Benchmark: trimming whitespace in bash
25 Mar 2022Post #3 in this bash benchmark series, measuring the speed of common bash text manipulations.
Update: I now have developed bash benchmarking for both throughput (MB/s) and invocation (ops/sec) speed in my project, combined with all kinds of other improvements, so the content in this article was updated [2022-04-08]

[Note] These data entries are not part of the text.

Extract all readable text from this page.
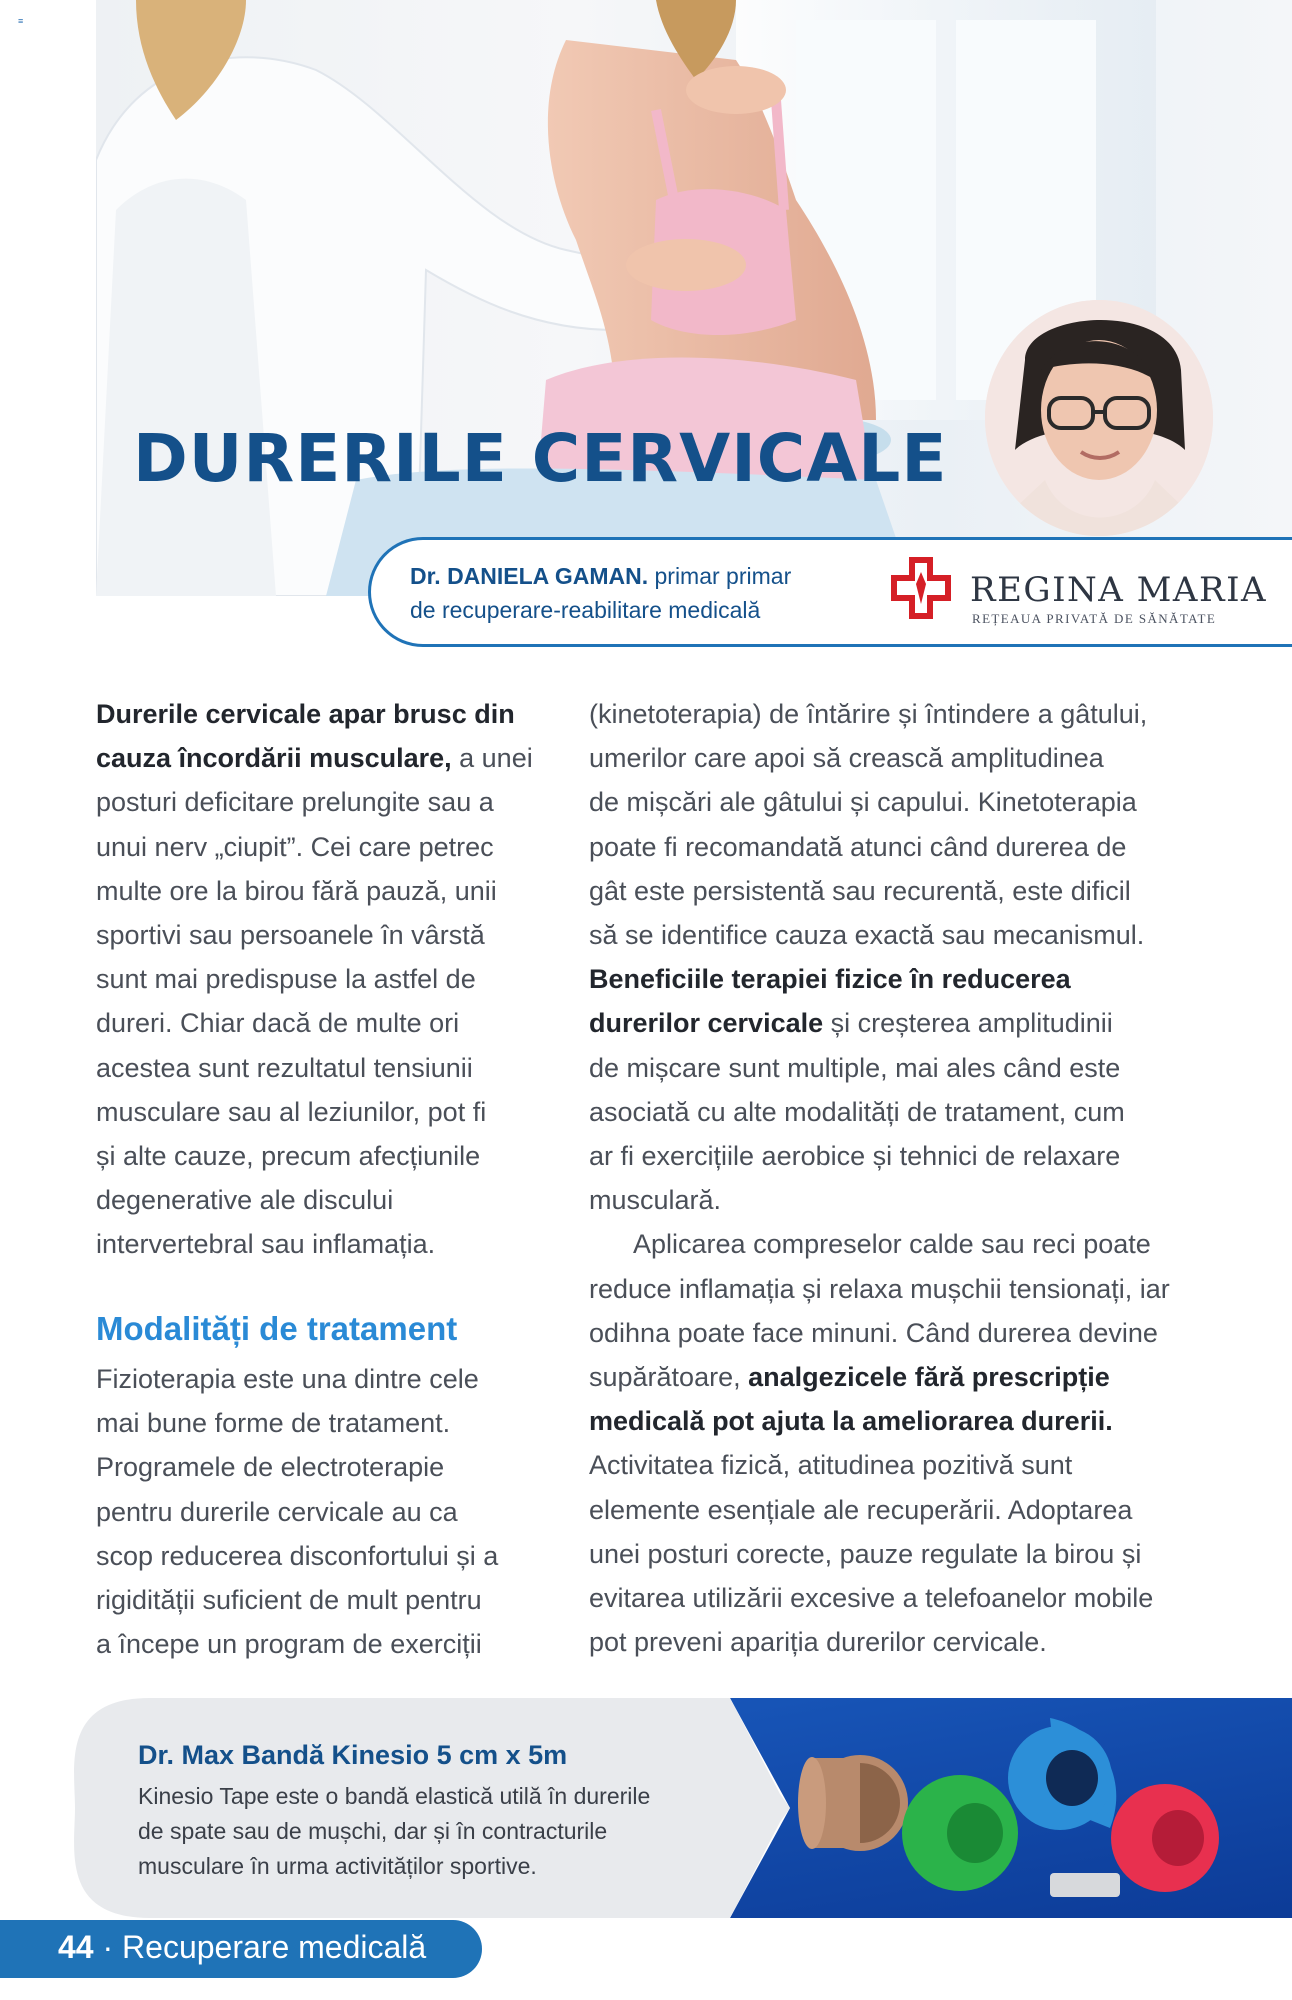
≡
DURERILE CERVICALE
Dr. DANIELA GAMAN. primar primar
de recuperare-reabilitare medicală	REGINA MARIA
REȚEAUA PRIVATĂ DE SĂNĂTATE
Durerile cervicale apar brusc din
cauza încordării musculare, a unei
posturi deficitare prelungite sau a
unui nerv „ciupit”. Cei care petrec
multe ore la birou fără pauză, unii
sportivi sau persoanele în vârstă
sunt mai predispuse la astfel de
dureri. Chiar dacă de multe ori
acestea sunt rezultatul tensiunii
musculare sau al leziunilor, pot fi
și alte cauze, precum afecțiunile
degenerative ale discului
intervertebral sau inflamația.
Modalități de tratament
Fizioterapia este una dintre cele
mai bune forme de tratament.
Programele de electroterapie
pentru durerile cervicale au ca
scop reducerea disconfortului și a
rigidității suficient de mult pentru
a începe un program de exerciții
(kinetoterapia) de întărire și întindere a gâtului,
umerilor care apoi să crească amplitudinea
de mișcări ale gâtului și capului. Kinetoterapia
poate fi recomandată atunci când durerea de
gât este persistentă sau recurentă, este dificil
să se identifice cauza exactă sau mecanismul.
Beneficiile terapiei fizice în reducerea
durerilor cervicale și creșterea amplitudinii
de mișcare sunt multiple, mai ales când este
asociată cu alte modalități de tratament, cum
ar fi exercițiile aerobice și tehnici de relaxare
musculară.
Aplicarea compreselor calde sau reci poate
reduce inflamația și relaxa mușchii tensionați, iar
odihna poate face minuni. Când durerea devine
supărătoare, analgezicele fără prescripție
medicală pot ajuta la ameliorarea durerii.
Activitatea fizică, atitudinea pozitivă sunt
elemente esențiale ale recuperării. Adoptarea
unei posturi corecte, pauze regulate la birou și
evitarea utilizării excesive a telefoanelor mobile
pot preveni apariția durerilor cervicale.
Dr. Max Bandă Kinesio 5 cm x 5m
Kinesio Tape este o bandă elastică utilă în durerile
de spate sau de mușchi, dar și în contracturile
musculare în urma activităților sportive.
44 · Recuperare medicală
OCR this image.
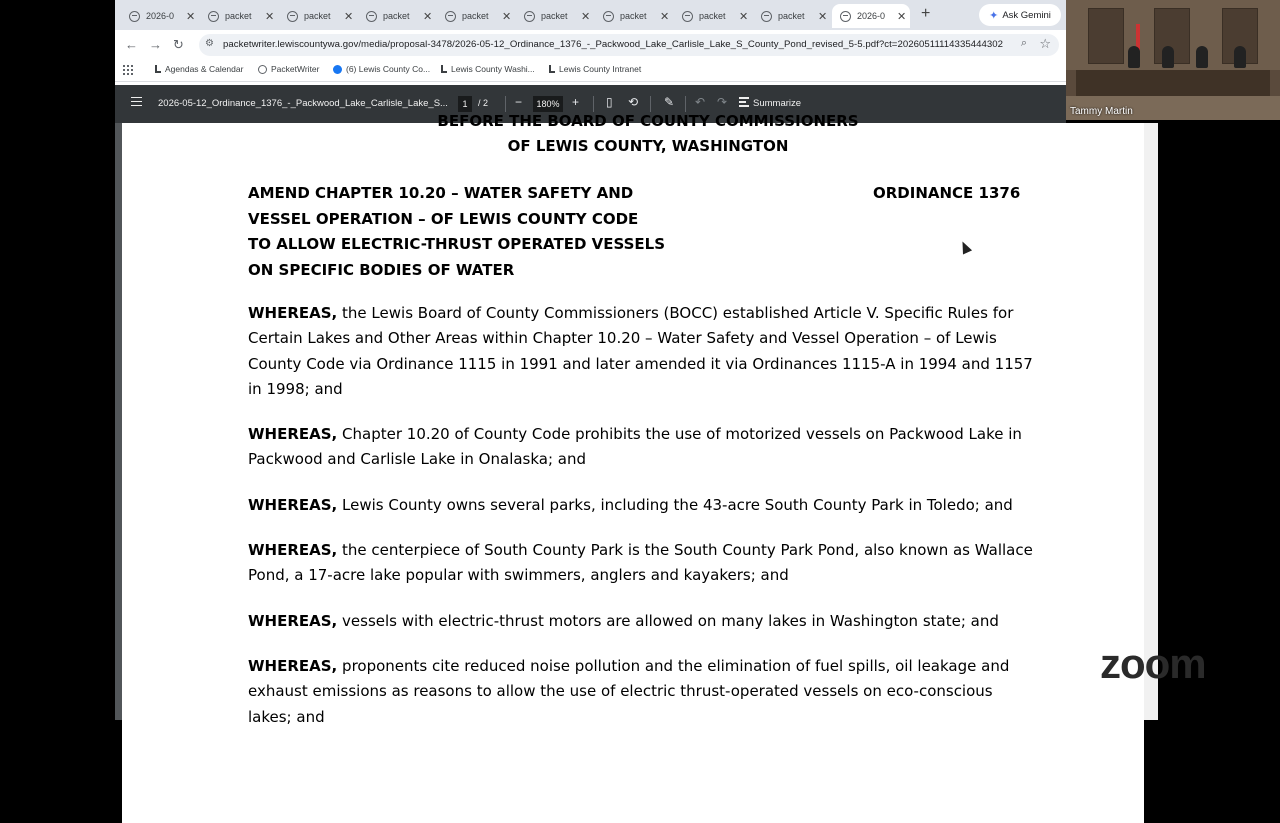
2026-0	✕	packet	✕	packet	✕	packet	✕	packet	✕	packet	✕	packet	✕	packet	✕	packet	✕	2026-0	✕ +	✦ Ask Gemini
← → ↻ ⚙ packetwriter.lewiscountywa.gov/media/proposal-3478/2026-05-12_Ordinance_1376_-_Packwood_Lake_Carlisle_Lake_S_County_Pond_revised_5-5.pdf?ct=20260511114335444302 ⌕ ☆
Agendas & Calendar	PacketWriter	(6) Lewis County Co... Lewis County Washi...	Lewis County Intranet
2026-05-12_Ordinance_1376_-_Packwood_Lake_Carlisle_Lake_S...	1	/ 2 −	180% + ▯ ⟲ ✎ ↶ ↷	Summarize
BEFORE THE BOARD OF COUNTY COMMISSIONERS
OF LEWIS COUNTY, WASHINGTON
AMEND CHAPTER 10.20 – WATER SAFETY AND
VESSEL OPERATION – OF LEWIS COUNTY CODE
TO ALLOW ELECTRIC-THRUST OPERATED VESSELS
ON SPECIFIC BODIES OF WATER
ORDINANCE 1376
WHEREAS, the Lewis Board of County Commissioners (BOCC) established Article V. Specific Rules for Certain Lakes and Other Areas within Chapter 10.20 – Water Safety and Vessel Operation – of Lewis County Code via Ordinance 1115 in 1991 and later amended it via Ordinances 1115-A in 1994 and 1157 in 1998; and
WHEREAS, Chapter 10.20 of County Code prohibits the use of motorized vessels on Packwood Lake in Packwood and Carlisle Lake in Onalaska; and
WHEREAS, Lewis County owns several parks, including the 43-acre South County Park in Toledo; and
WHEREAS, the centerpiece of South County Park is the South County Park Pond, also known as Wallace Pond, a 17-acre lake popular with swimmers, anglers and kayakers; and
WHEREAS, vessels with electric-thrust motors are allowed on many lakes in Washington state; and
WHEREAS, proponents cite reduced noise pollution and the elimination of fuel spills, oil leakage and exhaust emissions as reasons to allow the use of electric thrust-operated vessels on eco-conscious lakes; and
Tammy Martin
zoom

Trimming leading/trailing whitespace
This is about the removing of spaces in the beginning and at the end of a line, within a bash script.
using awk
This has been my go-to for trimming strings, after I picked it up from stackoverflow.com. The long version there
awk '
function ltrim(s) { sub(/^[ \t\r\n]+/, "", s); return s }
function rtrim(s) { sub(/[ \t\r\n]+$/, "", s); return s }
function trim(s) { return rtrim(ltrim(s)); }
{return trim($0)}
'
can be condensed to a one-liner:
Command: awk '{sub(/^[ \t\r\n]+/, ""); sub(/[ \t\r\n]+$/, ""); print}'
Before: ' This is sentence #1
And this is #2 '
After : 'This is sentence #1
And this is #2'
using sed
for the sed version, we need to it to perform 2 substitute operations in a row:
Command: sed -e 's/^[[:space:]]*//' -e 's/[[:space:]]*$//'
Before: ' This is sentence #1
And this is #2 '
After : 'This is sentence #1
And this is #2'
using xargs
It is not the main function of xargs
, but one side effect it has can be used to remove whitespace. However, it does not work well on multi-line inputs, as it will join all lines in 1.
Command: xargs
Before: ' This is sentence #1
And this is #2 '
After : 'This is sentence #1 And this is #2' ## on 1 line instead of 2
using php
PHP has a trim() function built in, so we can use it in a while loop:
Command: php -r 'while($f = fgets(STDIN)){ printf("%s\n", trim($f)) ; }'
Before: ' This is sentence #1
And this is #2 '
After : 'This is sentence #1
And this is #2'
using variable expansion
There is a way to do this in pure bash via variable expansion.
trim() {
local var="$*"
# remove leading whitespace characters
var="${var#"${var%%[![:space:]]*}"}"
# remove trailing whitespace characters
var="${var%"${var##*[![:space:]]}"}"
printf '%s' "$var"
}
I’ve added this to my benchmark as follows:
Command: '$(line="${line#"${line%%[![:space:]]*}"}"; echo "${line%"${line##*[![:space:]]}"}")'
Before: ' This is sentence #1
And this is #2 '
After : 'This is sentence #1 And this is #2' ## also this method cannot manage multiline inputs
Benchmark via pforret/bash_benchmarks
I will focus here on the relative speeds compared to each other, the absolute speeds depend on your machine, and my 2021 MacBookPro M1 16” is quite fast. I’ve tested these benchmarks on a Ubuntu-on-Windows WSL1 environment, and that is wayyyyyy slower.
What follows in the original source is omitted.